CITIGROUP – GETS THE UMBRELLA OF BAILOUT

By | November 24, 2008

The one big question on everyone’s mind was the fate of Citigroup. After the crashes of Lehman and then Merrill, people have now become wary and the feeling today is that no company, how so ever big it might be, is immune – any company can go down like the Titanic, sink into the oblivion.

The news that Citgroup might sell part of its assets or even all of it came as a shocker. The plunge in its share price was also worrying, threatening to engulf other big banks. But finally, this dark looming cloud seems to be dissipating. After a tense, round-the-clock bout of negotiations that stretched until almost midnight on Sunday, a bold plan seems to now have emerged.

The US Govt knew that this is one collapse, which its economy could no longer afford to have. And rescue Citigroup, it had to do! Hence a plan, mooted jointly by the Treasury Department, the Federal Reserve and the Federal Deposit Insurance Corp (FDIC) will now provide the required crutches to the maimed group.

As part of the plan, apart from taking a $20 billion stake, the Treasury and the FDIC will guarantee against the “possibility of unusually large losses” on up to $306 billion of risky loans and securities backed by commercial and residential mortgages. Under the loss-sharing arrangement, Citigroup Inc. will assume the first $29 billion in losses on the risky pool of assets. Beyond that amount, the government would absorb 90% of the remaining losses and Citigroup 10%. Money from the $700 billion bailout and funds from the FDIC would cover the government’s portion of potential losses. The Treasury Department will use its bailout fund to assume up to $5 billion of losses. If necessary, the FDIC will bear the next $10 billion of losses and losses beyond that would be borne by the Federal Reserve.

In exchange, Citigroup will issue $7 billion of preferred stock to government regulators. In addition, the government is buying $20 billion of preferred stock in Citigroup, which will pay a 8% dividend and will marginally erode the value of shares held by investors.

Apart from this complex plan, as a condition of the rescue, Citigroup is barred from paying quarterly dividends to shareholders of more than 1 cent a share for three years unless the company obtains consent from the three federal agencies. The agreement also places restrictions on executive compensation, including bonuses.
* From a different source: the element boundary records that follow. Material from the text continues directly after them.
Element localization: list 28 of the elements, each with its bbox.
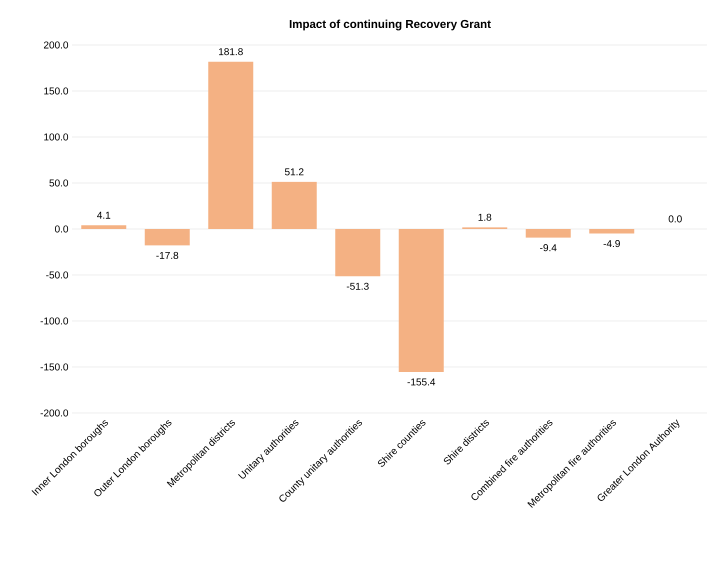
y-tick-label: 0.0 — [54, 225, 68, 233]
data-label: -155.4 — [408, 378, 436, 386]
y-tick-label: 150.0 — [44, 87, 68, 95]
data-label: -4.9 — [604, 240, 620, 248]
bar — [335, 228, 380, 276]
bar — [208, 62, 254, 229]
chart-title: Impact of continuing Recovery Grant — [290, 20, 491, 30]
bar — [272, 182, 317, 229]
data-label: -51.3 — [346, 282, 369, 290]
bar — [526, 228, 571, 238]
data-label: 0.0 — [668, 215, 682, 222]
y-tick-label: 100.0 — [44, 133, 68, 141]
y-tick-label: -50.0 — [46, 271, 68, 279]
y-tick-label: 200.0 — [44, 41, 68, 49]
y-tick-label: -200.0 — [40, 409, 68, 417]
bar — [398, 228, 444, 372]
data-label: -9.4 — [540, 244, 557, 252]
data-label: 1.8 — [478, 214, 492, 221]
bar — [589, 228, 634, 234]
data-label: 181.8 — [219, 48, 243, 56]
bar — [81, 225, 126, 229]
y-tick-label: -100.0 — [40, 317, 68, 325]
bar — [144, 228, 190, 246]
y-tick-label: 50.0 — [49, 179, 68, 187]
data-label: 51.2 — [284, 168, 304, 176]
y-tick-label: -150.0 — [40, 363, 68, 371]
data-label: 4.1 — [97, 212, 110, 219]
data-label: -17.8 — [156, 252, 178, 259]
Investors are happy that this bank too has been rescued but the dissent amongst the smaller banks, which could also have been rescued if the Govt had taken timely action seems to now be growing. Why was Lehman allowed to go down? Couldn’t it too have been rescued with a timely action plan? Another growing worry is that these actions could put billions of taxpayers’ dollars in further jeopardy. Moreover, it would encourage financial companies to take excessive risk on the belief that the government will bail them out.
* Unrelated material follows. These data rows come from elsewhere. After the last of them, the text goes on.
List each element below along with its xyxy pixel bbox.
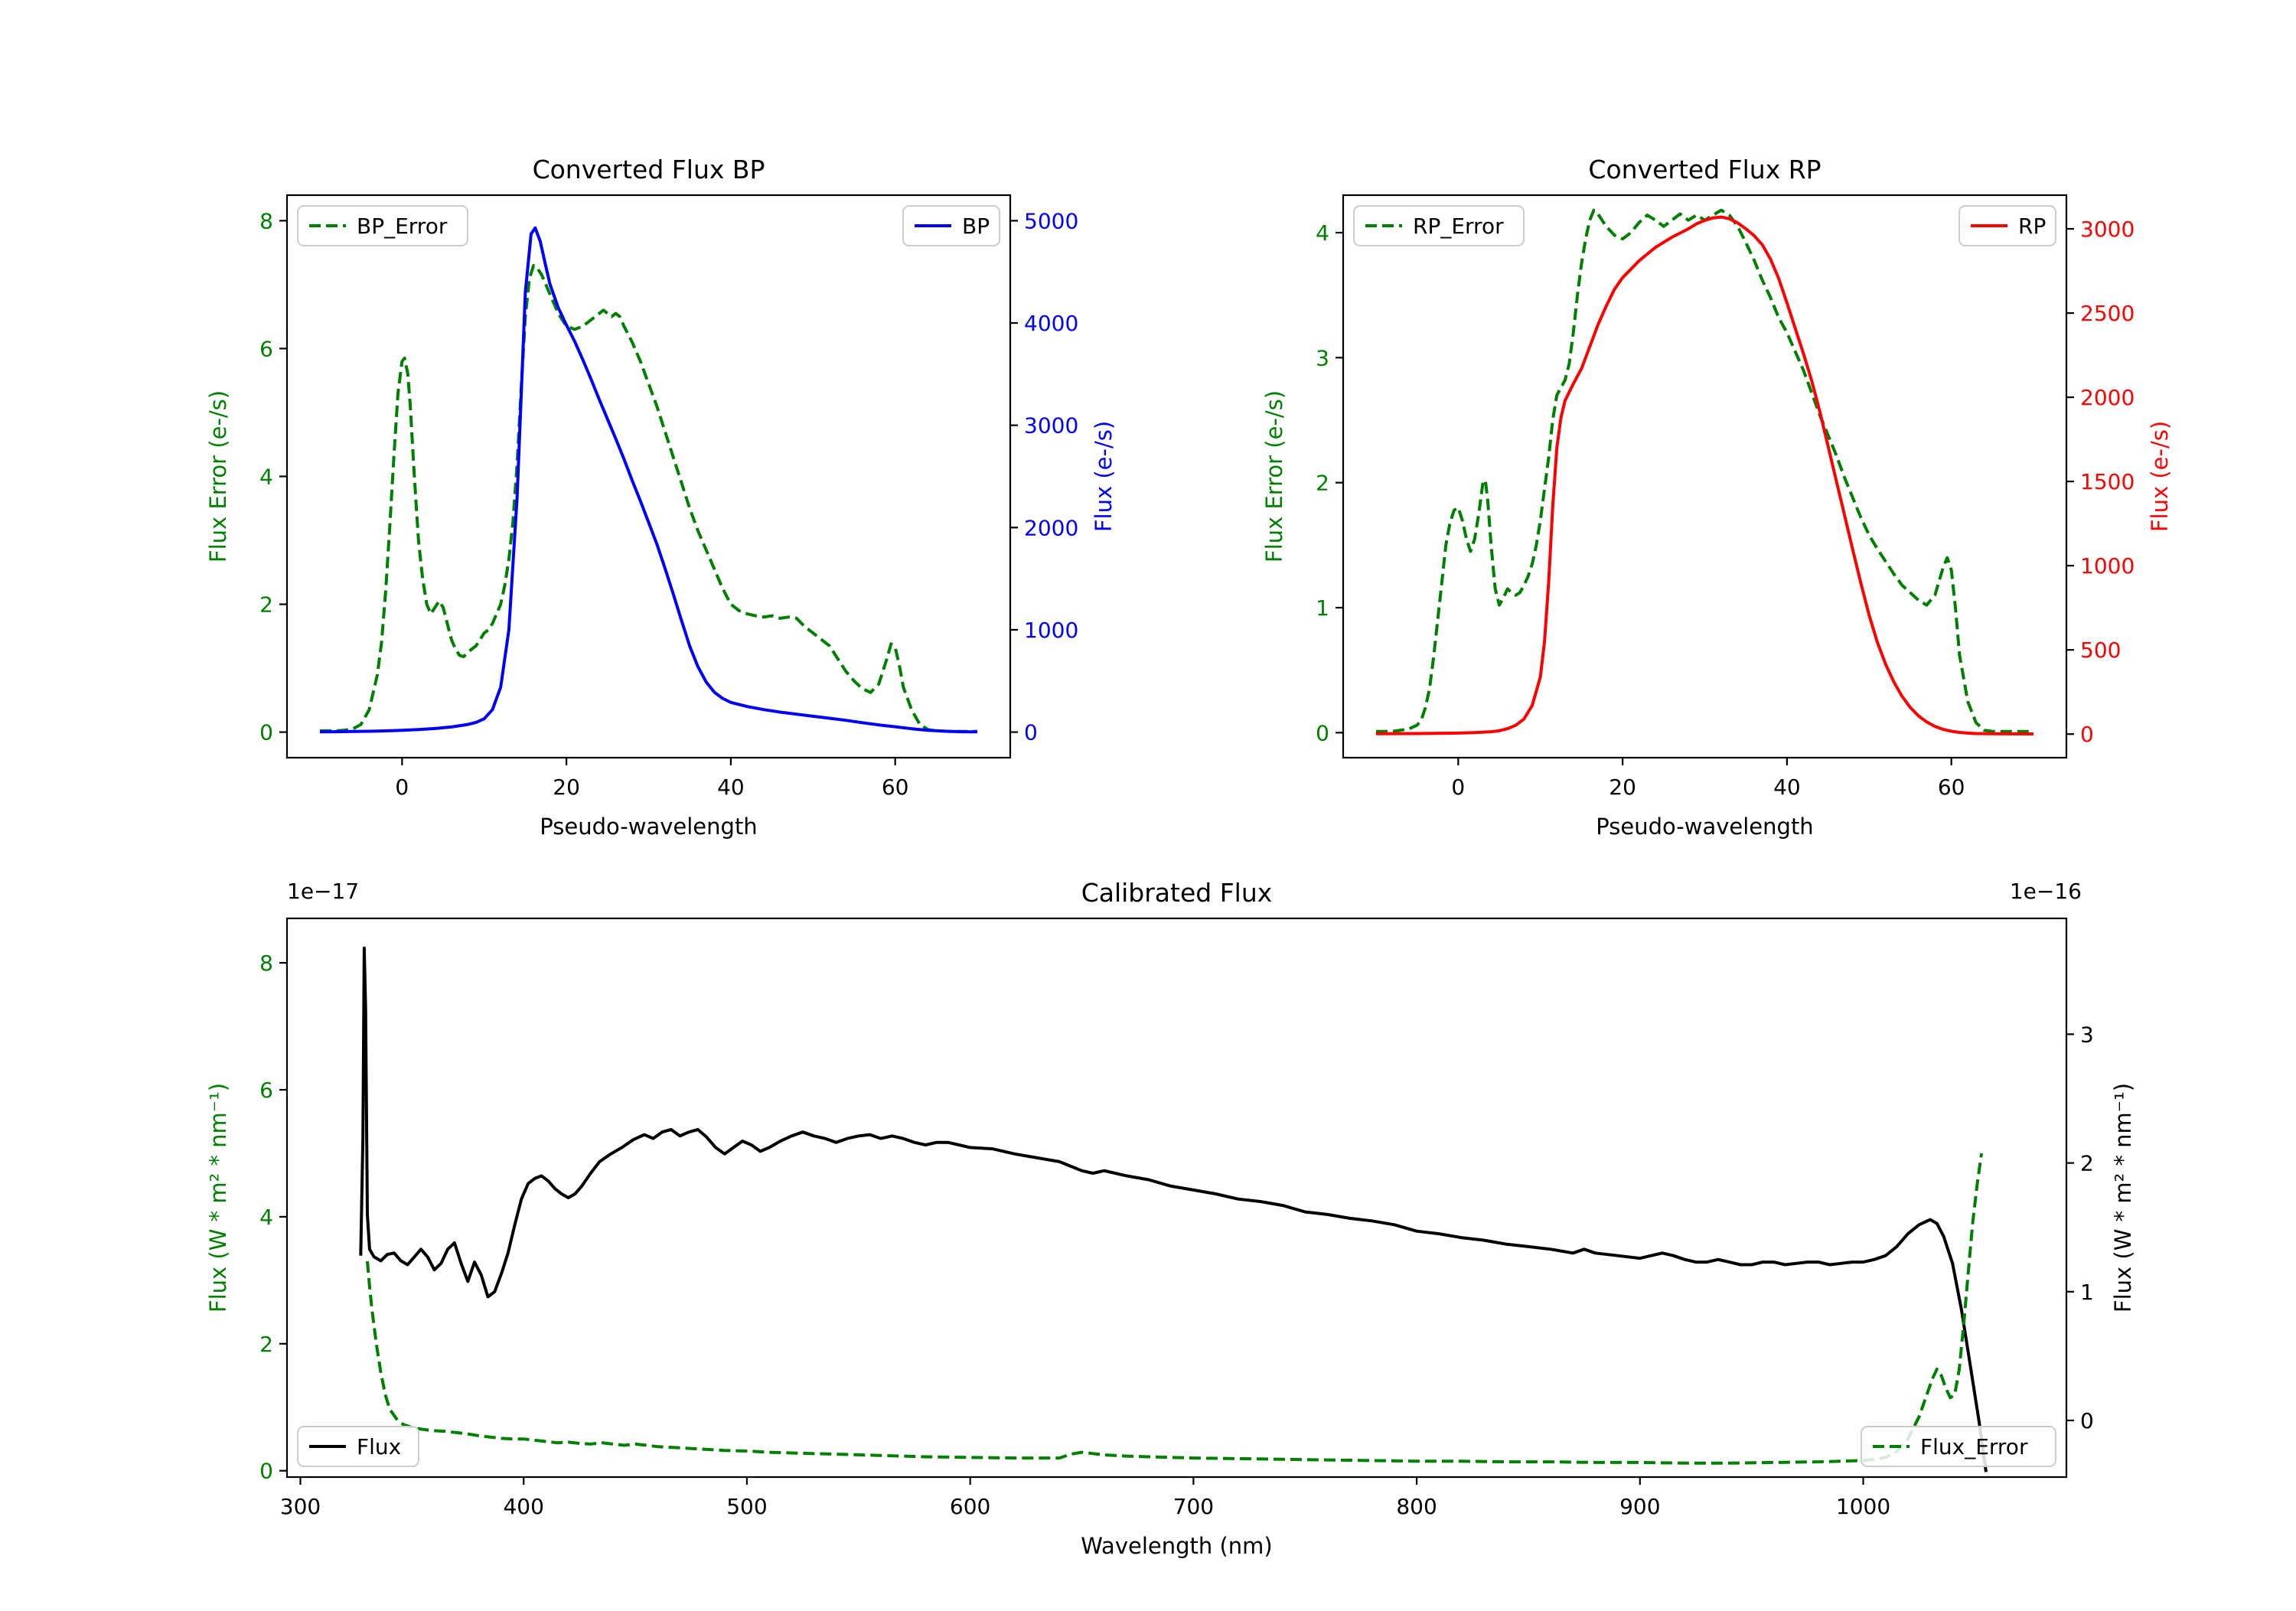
legend-RP_Error: RP_Error <box>1353 205 1525 246</box>
y-tick-label-right: 500 <box>2080 638 2121 663</box>
x-tick-label: 600 <box>950 1494 990 1519</box>
x-tick-label: 300 <box>280 1494 321 1519</box>
series-RP_Error <box>1376 208 2033 733</box>
legend-box <box>297 1426 419 1467</box>
x-tick-label: 1000 <box>1836 1494 1890 1519</box>
legend-box <box>1861 1426 2056 1467</box>
chart-rp: 0 20 40 6001234050010001500200025003000Conv… <box>1261 155 2173 840</box>
y-tick-label-right: 4000 <box>1024 311 1078 336</box>
y-tick-label-right: 0 <box>1024 720 1038 745</box>
right-axis-offset-text: 1e−16 <box>2010 879 2082 904</box>
y-tick-label-right: 3 <box>2080 1022 2094 1047</box>
chart-title-rp: Converted Flux RP <box>1588 155 1821 184</box>
x-tick-label: 60 <box>882 775 909 800</box>
series-Flux_Error <box>366 1153 1984 1465</box>
y-tick-label-right: 1000 <box>2080 553 2135 579</box>
y-tick-label-right: 0 <box>2080 1408 2094 1433</box>
legend-BP: BP <box>902 205 1000 246</box>
x-tick-label: 20 <box>553 775 580 800</box>
y-tick-label-left: 1 <box>1316 595 1329 621</box>
x-tick-label: 400 <box>503 1494 543 1519</box>
x-tick-label: 500 <box>726 1494 767 1519</box>
y-tick-label-right: 3000 <box>1024 413 1078 439</box>
legend-label: RP <box>2018 214 2046 239</box>
y-tick-label-right: 2500 <box>2080 301 2135 326</box>
y-axis-label-right: Flux (W * m² * nm⁻¹) <box>2110 1083 2136 1313</box>
legend-label: Flux <box>357 1434 401 1459</box>
y-tick-label-left: 2 <box>259 592 273 618</box>
series-BP <box>319 226 978 734</box>
y-axis-label-left: Flux Error (e-/s) <box>205 390 231 563</box>
legend-label: Flux_Error <box>1920 1434 2028 1459</box>
chart-cal: 300 400 500 600 700 800 900 1000 0 2 4 6 8 0 1 2 3 Calibr… <box>205 878 2136 1559</box>
y-tick-label-left: 3 <box>1316 345 1329 370</box>
x-tick-label: 60 <box>1938 775 1965 800</box>
legend-RP: RP <box>1958 205 2056 246</box>
y-tick-label-right: 2000 <box>2080 385 2135 410</box>
x-axis-label: Wavelength (nm) <box>1081 1533 1273 1559</box>
y-tick-label-right: 1500 <box>2080 469 2135 494</box>
y-tick-label-right: 2 <box>2080 1151 2094 1176</box>
x-tick-label: 40 <box>717 775 745 800</box>
x-tick-label: 900 <box>1619 1494 1660 1519</box>
legend-label: BP <box>962 214 990 239</box>
x-tick-label: 0 <box>395 775 409 800</box>
y-tick-label-left: 2 <box>259 1332 273 1357</box>
y-tick-label-left: 4 <box>1316 220 1329 246</box>
chart-title-bp: Converted Flux BP <box>533 155 765 184</box>
axes-spines <box>1342 194 2068 759</box>
x-tick-label: 20 <box>1609 775 1636 800</box>
y-tick-label-left: 8 <box>259 208 273 233</box>
chart-bp: 0 20 40 60 0 2 4 6 8 0 1000 2000 3000 4000 5000 Convert… <box>205 155 1117 840</box>
x-tick-label: 40 <box>1773 775 1801 800</box>
y-axis-label-left: Flux (W * m² * nm⁻¹) <box>205 1083 231 1313</box>
y-tick-label-left: 0 <box>1316 720 1329 745</box>
y-tick-label-right: 1000 <box>1024 618 1078 643</box>
legend-BP_Error: BP_Error <box>297 205 468 246</box>
legend-box <box>1353 205 1525 246</box>
y-axis-label-right: Flux (e-/s) <box>2147 421 2173 532</box>
plot-area-cal <box>359 946 1988 1472</box>
legend-box <box>297 205 468 246</box>
series-BP_Error <box>320 263 977 733</box>
x-tick-label: 800 <box>1396 1494 1437 1519</box>
plot-area-rp <box>1375 208 2034 735</box>
y-tick-label-right: 0 <box>2080 722 2094 747</box>
y-tick-label-left: 4 <box>259 1205 273 1230</box>
x-axis-label: Pseudo-wavelength <box>1596 814 1813 840</box>
y-tick-label-right: 1 <box>2080 1280 2094 1305</box>
y-tick-label-right: 2000 <box>1024 515 1078 540</box>
legend-label: RP_Error <box>1413 214 1504 239</box>
y-tick-label-left: 8 <box>259 951 273 976</box>
y-tick-label-left: 4 <box>259 465 273 490</box>
plot-area-bp <box>319 226 978 734</box>
series-RP <box>1375 215 2034 735</box>
x-tick-label: 0 <box>1451 775 1465 800</box>
legend-label: BP_Error <box>357 214 448 239</box>
axes-spines <box>285 917 2068 1479</box>
x-axis-label: Pseudo-wavelength <box>540 814 757 840</box>
y-tick-label-right: 5000 <box>1024 208 1078 233</box>
left-axis-offset-text: 1e−17 <box>287 879 359 904</box>
chart-title-cal: Calibrated Flux <box>1081 878 1273 908</box>
y-axis-label-right: Flux (e-/s) <box>1091 421 1117 532</box>
y-tick-label-right: 3000 <box>2080 217 2135 242</box>
y-tick-label-left: 0 <box>259 720 273 745</box>
series-Flux <box>359 946 1988 1472</box>
legend-Flux_Error: Flux_Error <box>1861 1426 2056 1467</box>
y-tick-label-left: 0 <box>259 1459 273 1484</box>
x-tick-label: 700 <box>1173 1494 1214 1519</box>
legend-Flux: Flux <box>297 1426 419 1467</box>
y-tick-label-left: 6 <box>259 1078 273 1103</box>
y-tick-label-left: 6 <box>259 336 273 361</box>
y-axis-label-left: Flux Error (e-/s) <box>1261 390 1287 563</box>
y-tick-label-left: 2 <box>1316 471 1329 496</box>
Collapse of Citigroup was one more crisis which could have toppled the US economy and to some extent, sent the global economy into a longer drawn out recession. Citigroup, America’s largest and mightiest financial institution today is sitting on a loss of $65 billion and more than half that amount comes from mortgage related securities created by one man – Thomas G. Maheras, who repeatedly assured the bank that everything was alright and stated that there were no losses. The bank, which is actually a worldwide conglomerate, relied on the words of this one man and allowed the bank to collapse. And by the time the risk management team took over, it was too late. The question that comes to mind once again – how can such a large bank rely on the words of just one man? The near collapse of Citigroup is symbolic of the madness, which had taken over the entire Wall Street – to get rich fast, two hoots to management and risks! And today, the whole world is paying a price. This is the price we all have to pay for depending so largely on one super power.

For now, one more crisis has been averted. But are there any more lurking in the background? How many more bailouts to go?